Implied vs. express warranties
To explain why, it helps to review the two basic types of warranties home builders, remodelers, roofers and other home services contractors offer in the United States.
“Express warranties” are issued by the manufacturer or seller of a product. In the homebuilding and remodeling industry, they are typically offered by the general contractor, exceed the minimum requirements set by the law and are expressed in writing.
“Implied warranties,” by contrast, are set primarily by state laws and courts, which generally require contractors warranty their craftsmanship and the habitability of any structure they build. Beyond that, state warranty requirements vary. Several states specify only that the builder warranty their work for “a reasonable period of time,” while others stipulate they do so for a specific number of years. Forty-six states have a statute of repose that limits how long a property owner has to sue a builder over a claim involving their work.
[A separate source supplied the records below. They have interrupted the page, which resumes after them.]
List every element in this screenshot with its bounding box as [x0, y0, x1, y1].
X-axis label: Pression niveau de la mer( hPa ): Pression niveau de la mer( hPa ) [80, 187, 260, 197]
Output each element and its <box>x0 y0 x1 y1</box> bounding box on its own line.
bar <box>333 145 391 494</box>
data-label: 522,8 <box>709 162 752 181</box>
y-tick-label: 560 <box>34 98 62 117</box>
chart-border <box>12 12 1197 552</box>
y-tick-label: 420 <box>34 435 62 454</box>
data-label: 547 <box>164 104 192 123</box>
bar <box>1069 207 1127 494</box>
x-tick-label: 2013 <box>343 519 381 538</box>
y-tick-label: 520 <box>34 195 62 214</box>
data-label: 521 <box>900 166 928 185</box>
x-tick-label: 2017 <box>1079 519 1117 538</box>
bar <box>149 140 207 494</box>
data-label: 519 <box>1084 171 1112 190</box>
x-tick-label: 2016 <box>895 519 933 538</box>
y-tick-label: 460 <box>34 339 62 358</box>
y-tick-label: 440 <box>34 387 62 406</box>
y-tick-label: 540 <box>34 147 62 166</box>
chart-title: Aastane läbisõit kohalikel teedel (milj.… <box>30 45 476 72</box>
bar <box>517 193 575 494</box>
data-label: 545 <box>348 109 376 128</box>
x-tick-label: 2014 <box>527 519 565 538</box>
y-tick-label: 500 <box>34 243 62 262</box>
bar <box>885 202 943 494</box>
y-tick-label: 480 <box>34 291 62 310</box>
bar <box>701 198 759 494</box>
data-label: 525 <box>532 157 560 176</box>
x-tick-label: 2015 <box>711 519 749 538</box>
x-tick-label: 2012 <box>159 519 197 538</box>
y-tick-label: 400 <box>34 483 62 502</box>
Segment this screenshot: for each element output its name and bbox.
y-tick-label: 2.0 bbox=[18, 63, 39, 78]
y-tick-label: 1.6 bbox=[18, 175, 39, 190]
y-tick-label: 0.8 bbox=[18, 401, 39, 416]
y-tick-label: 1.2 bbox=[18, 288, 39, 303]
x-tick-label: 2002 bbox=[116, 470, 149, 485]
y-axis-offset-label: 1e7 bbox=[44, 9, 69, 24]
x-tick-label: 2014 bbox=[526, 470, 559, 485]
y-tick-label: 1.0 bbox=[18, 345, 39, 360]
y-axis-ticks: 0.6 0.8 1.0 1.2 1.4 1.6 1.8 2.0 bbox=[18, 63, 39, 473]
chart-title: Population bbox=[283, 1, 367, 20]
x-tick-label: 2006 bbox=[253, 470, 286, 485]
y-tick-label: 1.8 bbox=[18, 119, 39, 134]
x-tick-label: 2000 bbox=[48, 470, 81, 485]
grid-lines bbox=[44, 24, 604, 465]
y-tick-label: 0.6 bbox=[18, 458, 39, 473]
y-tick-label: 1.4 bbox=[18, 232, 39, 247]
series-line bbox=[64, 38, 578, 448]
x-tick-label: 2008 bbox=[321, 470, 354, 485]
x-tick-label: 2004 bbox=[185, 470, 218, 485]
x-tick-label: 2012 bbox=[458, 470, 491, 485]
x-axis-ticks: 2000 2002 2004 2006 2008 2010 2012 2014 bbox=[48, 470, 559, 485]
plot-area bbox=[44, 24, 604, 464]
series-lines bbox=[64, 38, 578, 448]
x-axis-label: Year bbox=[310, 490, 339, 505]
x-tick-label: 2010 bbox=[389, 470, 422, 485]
In addition, more than 30 states have enacted “right to repair” laws that require homeowners give contractors a certain period of time to repair a problem before suing them in court.
The fragmented nature of regulation can make it difficult for homeowners and builders to know what their rights and obligations are should a dispute arise.
“In many cases, the only guidance in determining the scope and protection offered by an implied warranty is prior case law, where the court has determined what is covered rather than the parties to the contract,” notes 2-10 Homebuyers Warranty, which markets warranty programs to both homeowners and builders. “An express warranty eliminates such ambiguity.”
A powerful sales and marketing tool
While they are contracts and should be drafted and reviewed regularly by competent legal counsel, express warranties can also provide contractors with a very cost-effective way to:
- Attract new customers.
- Convert more leads into sales.
- Manage customer expectations.
- Generate repeat sales.
S&R Remodeling, for instance, uses the Remodeling Warranties page on its website to explain why homeowners should let the company buy materials and appliances needed for their projects.
“To cut costs, some customers purchase their own materials, and don’t realize that this leaves them with no warranty,” the page explains. “If the product fails and the contractor has to fix it or even replace it, the labor costs can easily exceed the initial cost of the product. Even if a product has a warranty, it typically doesn’t cover the cost to re-install it. That is why S&R suggests that you buy your materials through your contractor. If anything does fail in the warranty period, you are completely covered.”
Many roofing and HVAC contractors and some new homebuilders use free biannual checkups offered under their extended warranties to generate add-on sales. This is one reason why contractors will set aside a portion of their advertising budget to pay for warranty work. If no claims arise during the year, they roll the funds over or distribute them as profits.
Nyland does neither.
“It comes out of my pocket,” he says. “Our work should hold up or it’s on me. But, to be totally honest, we don’t get very many call backs, so it’s not a great expense.”